BE IT FURTHER RESOLVED that the National Wildlife Federation supports
legislation that would require a study of the value of existing oil and
gas leases and options, costs and recommended next steps needed to ensure
a fair and equitable process for compensation of willing leaseholders who
wish to forfeit or trade existing oil and gas leases on the public lands
managed by the Forest Service, Bureau of Land Management and the state of
Montana within the Rocky Mountain Front.

Commentary:

Montanans call it the Front. Generations of Blackfeet have known it as the
"backbone of the world" and regard it as sacred.
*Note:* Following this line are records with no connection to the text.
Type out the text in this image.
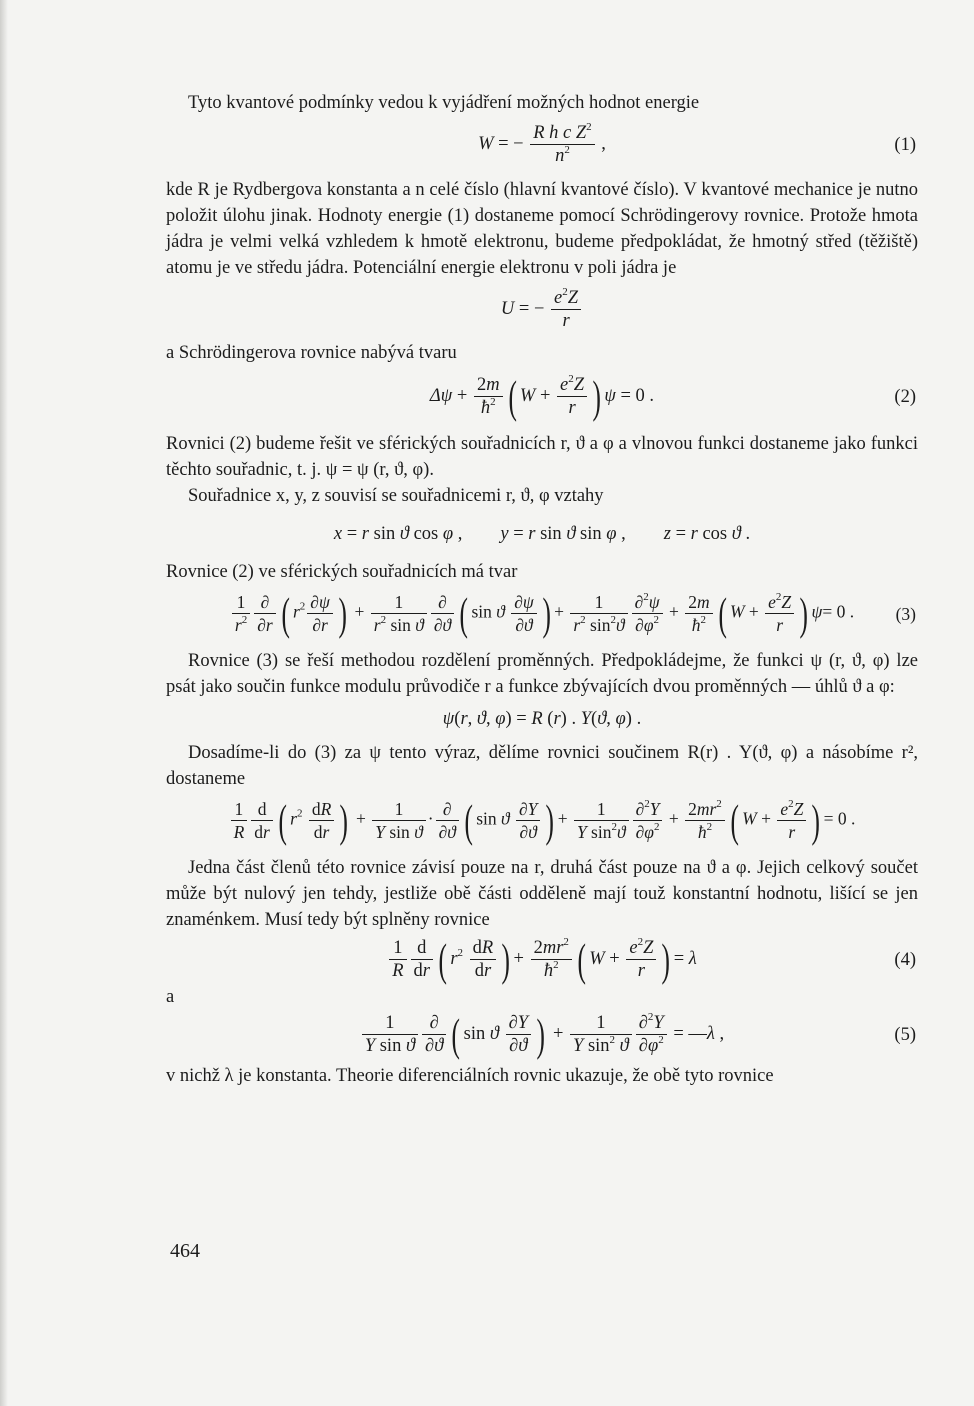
Tyto kvantové podmínky vedou k vyjádření možných hodnot energie

W = − $\frac{R h c Z^2}{n^2}$ ,	(1)

kde R je Rydbergova konstanta a n celé číslo (hlavní kvantové číslo). V kvantové mechanice je nutno položit úlohu jinak. Hodnoty energie (1) dostaneme pomocí Schrödingerovy rovnice. Protože hmota jádra je velmi velká vzhledem k hmotě elektronu, budeme předpokládat, že hmotný střed (těžiště) atomu je ve středu jádra. Potenciální energie elektronu v poli jádra je

U = − $\frac{e^2Z}{r}$

a Schrödingerova rovnice nabývá tvaru

$\Delta\psi + \frac{2m}{ħ^2}$ ( $W + \frac{e^2Z}{r}$ ) ψ = 0 .	(2)

Rovnici (2) budeme řešit ve sférických souřadnicích r, ϑ a φ a vlnovou funkci dostaneme jako funkci těchto souřadnic, t. j. ψ = ψ (r, ϑ, φ).

Souřadnice x, y, z souvisí se souřadnicemi r, ϑ, φ vztahy

x = r sin ϑ cos φ , y = r sin ϑ sin φ , z = r cos ϑ .

Rovnice (2) ve sférických souřadnicích má tvar

$\frac{1}{r^2} \frac{\partial}{\partial r}$ ( $r^2 \frac{\partial\psi}{\partial r}$ ) + $\frac{1}{r^2 \sin ϑ} \frac{\partial}{\partial ϑ}$ ( sin ϑ $\frac{\partial\psi}{\partial ϑ}$ ) + $\frac{1}{r^2 \sin^2ϑ} \frac{\partial^2\psi}{\partial\varphi^2} + \frac{2m}{ħ^2}$ ( $W + \frac{e^2Z}{r}$ ) ψ= 0 . (3)

Rovnice (3) se řeší methodou rozdělení proměnných. Předpokládejme, že funkci ψ (r, ϑ, φ) lze psát jako součin funkce modulu průvodiče r a funkce zbývajících dvou proměnných — úhlů ϑ a φ:

ψ(r, ϑ, φ) = R (r) . Y(ϑ, φ) .

Dosadíme-li do (3) za ψ tento výraz, dělíme rovnici součinem R(r) . Y(ϑ, φ) a násobíme r², dostaneme

$\frac{1}{R} \frac{d}{dr}$ ( $r^2 \frac{dR}{dr}$ ) + $\frac{1}{\text{Y sin ϑ}} \cdot \frac{\partial}{\partial ϑ}$ ( sin ϑ $\frac{\partial Y}{\partial ϑ}$ ) + $\frac{1}{Y \sin^2ϑ} \frac{\partial^2Y}{\partial\varphi^2} + \frac{2mr^2}{ħ^2}$ ( $W + \frac{e^2Z}{r}$ ) = 0 .

Jedna část členů této rovnice závisí pouze na r, druhá část pouze na ϑ a φ. Jejich celkový součet může být nulový jen tehdy, jestliže obě části odděleně mají touž konstantní hodnotu, lišící se jen znaménkem. Musí tedy být splněny rovnice

$\frac{1}{R} \frac{d}{dr}$ ( $r^2 \frac{dR}{dr}$ ) + $\frac{2mr^2}{ħ^2}$ ( $W + \frac{e^2Z}{r}$ ) = λ	(4)

a

$\frac{1}{\text{Y sin ϑ}} \frac{\partial}{\partial ϑ}$ ( sin ϑ $\frac{\partial Y}{\partial ϑ}$ ) + $\frac{1}{Y \sin^2 ϑ} \frac{\partial^2Y}{\partial\varphi^2}$ = —λ ,	(5)

v nichž λ je konstanta. Theorie diferenciálních rovnic ukazuje, že obě tyto rovnice

464
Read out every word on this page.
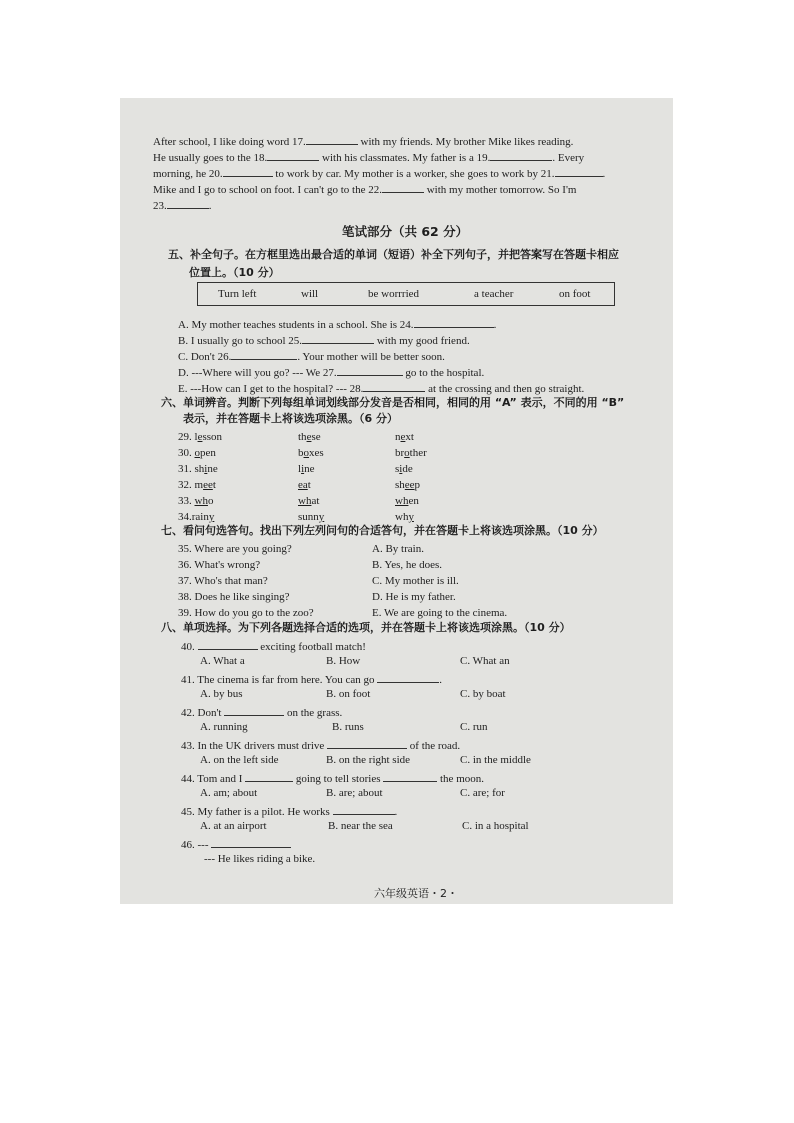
After school, I like doing word 17.	with my friends. My brother Mike likes reading.
He usually goes to the 18.	with his classmates. My father is a 19.	. Every
morning, he 20.	to work by car. My mother is a worker, she goes to work by 21.	.
Mike and I go to school on foot. I can't go to the 22.	with my mother tomorrow. So I'm
23.	.
笔试部分（共 62 分）
五、补全句子。在方框里选出最合适的单词（短语）补全下列句子，并把答案写在答题卡相应
位置上。（10 分）
Turn left	will	be worrried	a teacher	on foot
A. My mother teaches students in a school. She is 24.	.
B. I usually go to school 25.	with my good friend.
C. Don't 26.	. Your mother will be better soon.
D. ---Where will you go? --- We 27.	go to the hospital.
E. ---How can I get to the hospital? --- 28.	at the crossing and then go straight.
六、单词辨音。判断下列每组单词划线部分发音是否相同，相同的用 “A” 表示，不同的用 “B”
表示，并在答题卡上将该选项涂黑。（6 分）
29. lesson	these	next
30. open	boxes	brother
31. shine	line	side
32. meet	eat	sheep
33. who	what	when
34.rainy	sunny	why
七、看问句选答句。找出下列左列问句的合适答句，并在答题卡上将该选项涂黑。（10 分）
35. Where are you going?	A. By train.
36. What's wrong?	B. Yes, he does.
37. Who's that man?	C. My mother is ill.
38. Does he like singing?	D. He is my father.
39. How do you go to the zoo?	E. We are going to the cinema.
八、单项选择。为下列各题选择合适的选项，并在答题卡上将该选项涂黑。（10 分）
40.	exciting football match!
A. What a	B. How	C. What an
41. The cinema is far from here. You can go	.
A. by bus	B. on foot	C. by boat
42. Don't	on the grass.
A. running	B. runs	C. run
43. In the UK drivers must drive	of the road.
A. on the left side	B. on the right side	C. in the middle
44. Tom and I	going to tell stories	the moon.
A. am; about	B. are; about	C. are; for
45. My father is a pilot. He works	.
A. at an airport	B. near the sea	C. in a hospital
46. ---
--- He likes riding a bike.
六年级英语・2・
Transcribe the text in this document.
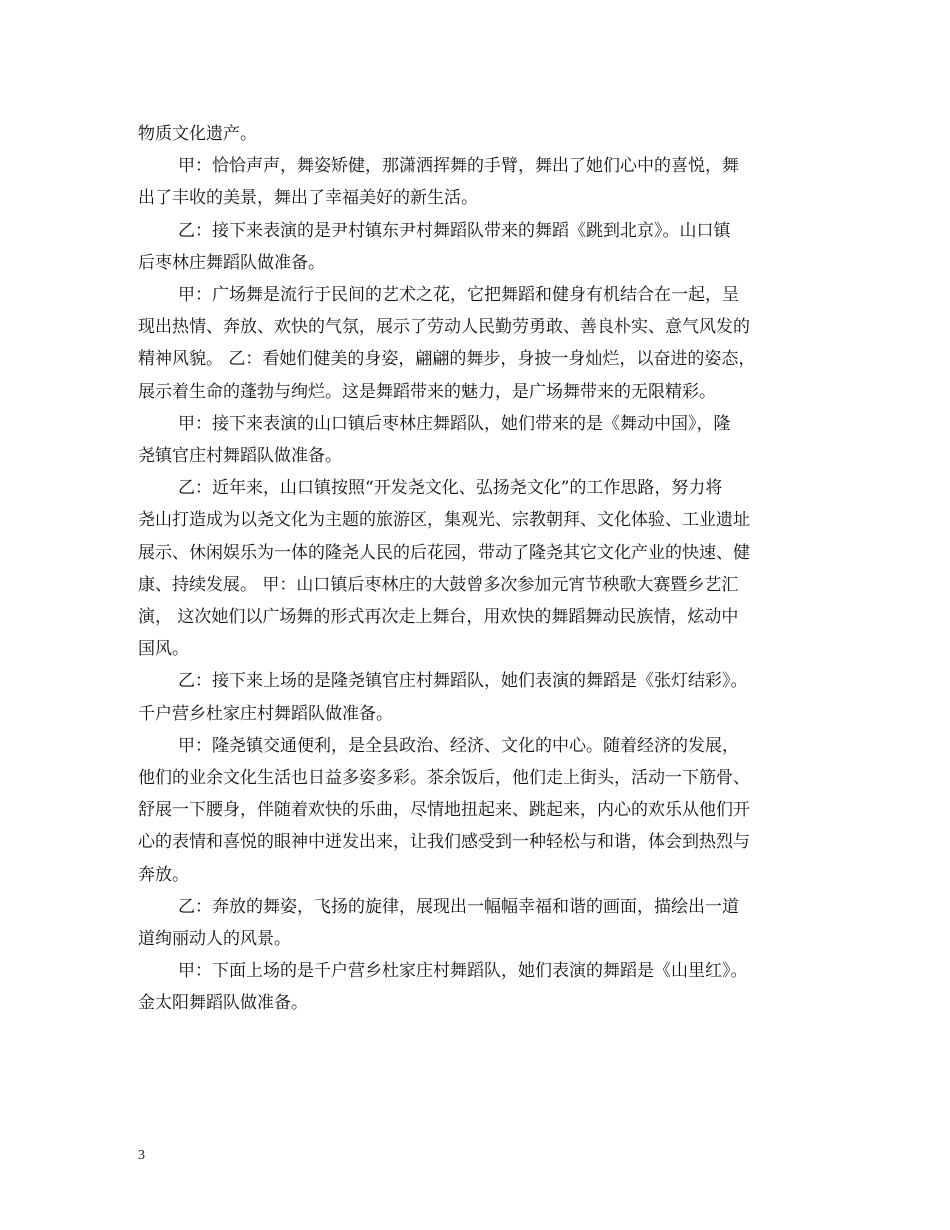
物质文化遗产。
甲：恰恰声声，舞姿矫健，那潇洒挥舞的手臂，舞出了她们心中的喜悦，舞
出了丰收的美景，舞出了幸福美好的新生活。
乙：接下来表演的是尹村镇东尹村舞蹈队带来的舞蹈《跳到北京》。山口镇
后枣林庄舞蹈队做准备。
甲：广场舞是流行于民间的艺术之花，它把舞蹈和健身有机结合在一起，呈
现出热情、奔放、欢快的气氛，展示了劳动人民勤劳勇敢、善良朴实、意气风发的
精神风貌。 乙：看她们健美的身姿，翩翩的舞步，身披一身灿烂，以奋进的姿态，
展示着生命的蓬勃与绚烂。这是舞蹈带来的魅力，是广场舞带来的无限精彩。
甲：接下来表演的山口镇后枣林庄舞蹈队，她们带来的是《舞动中国》，隆
尧镇官庄村舞蹈队做准备。
乙：近年来，山口镇按照“开发尧文化、弘扬尧文化”的工作思路，努力将
尧山打造成为以尧文化为主题的旅游区，集观光、宗教朝拜、文化体验、工业遗址
展示、休闲娱乐为一体的隆尧人民的后花园，带动了隆尧其它文化产业的快速、健
康、持续发展。 甲：山口镇后枣林庄的大鼓曾多次参加元宵节秧歌大赛暨乡艺汇
演， 这次她们以广场舞的形式再次走上舞台，用欢快的舞蹈舞动民族情，炫动中
国风。
乙：接下来上场的是隆尧镇官庄村舞蹈队，她们表演的舞蹈是《张灯结彩》。
千户营乡杜家庄村舞蹈队做准备。
甲：隆尧镇交通便利，是全县政治、经济、文化的中心。随着经济的发展，
他们的业余文化生活也日益多姿多彩。茶余饭后，他们走上街头，活动一下筋骨、
舒展一下腰身，伴随着欢快的乐曲，尽情地扭起来、跳起来，内心的欢乐从他们开
心的表情和喜悦的眼神中迸发出来，让我们感受到一种轻松与和谐，体会到热烈与
奔放。
乙：奔放的舞姿，飞扬的旋律，展现出一幅幅幸福和谐的画面，描绘出一道
道绚丽动人的风景。
甲：下面上场的是千户营乡杜家庄村舞蹈队，她们表演的舞蹈是《山里红》。
金太阳舞蹈队做准备。

3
Wildlife biologists refer
to it as America‚s Serengetti and place it in the top one percent of
wildlife habitat left in the lower 48. This portion of the North American
Continental Divide stretches over one hundred miles and is the most wild,
intact piece of culturally and ecologically unique wildlife habitat
unprotected in America. Comprised of almost 500,000 acres of state and
federal lands, including three State Wildlife Management Areas (WMA) and
four BLM Outstanding Natural Areas, the corridor‚s tenuous habitat
security is a default result of almost 400,000 acres of designated
wilderness bordering it to the west and vast tracts of uninhabited
agricultural land that interface with the Great Plains to the east. The
immensity of the Front, the nearly roadless, unfragmented, undeveloped
condition, and the extraordinary wildlife diversity, make it one of the
most important pieces of wildlife habitat left in America.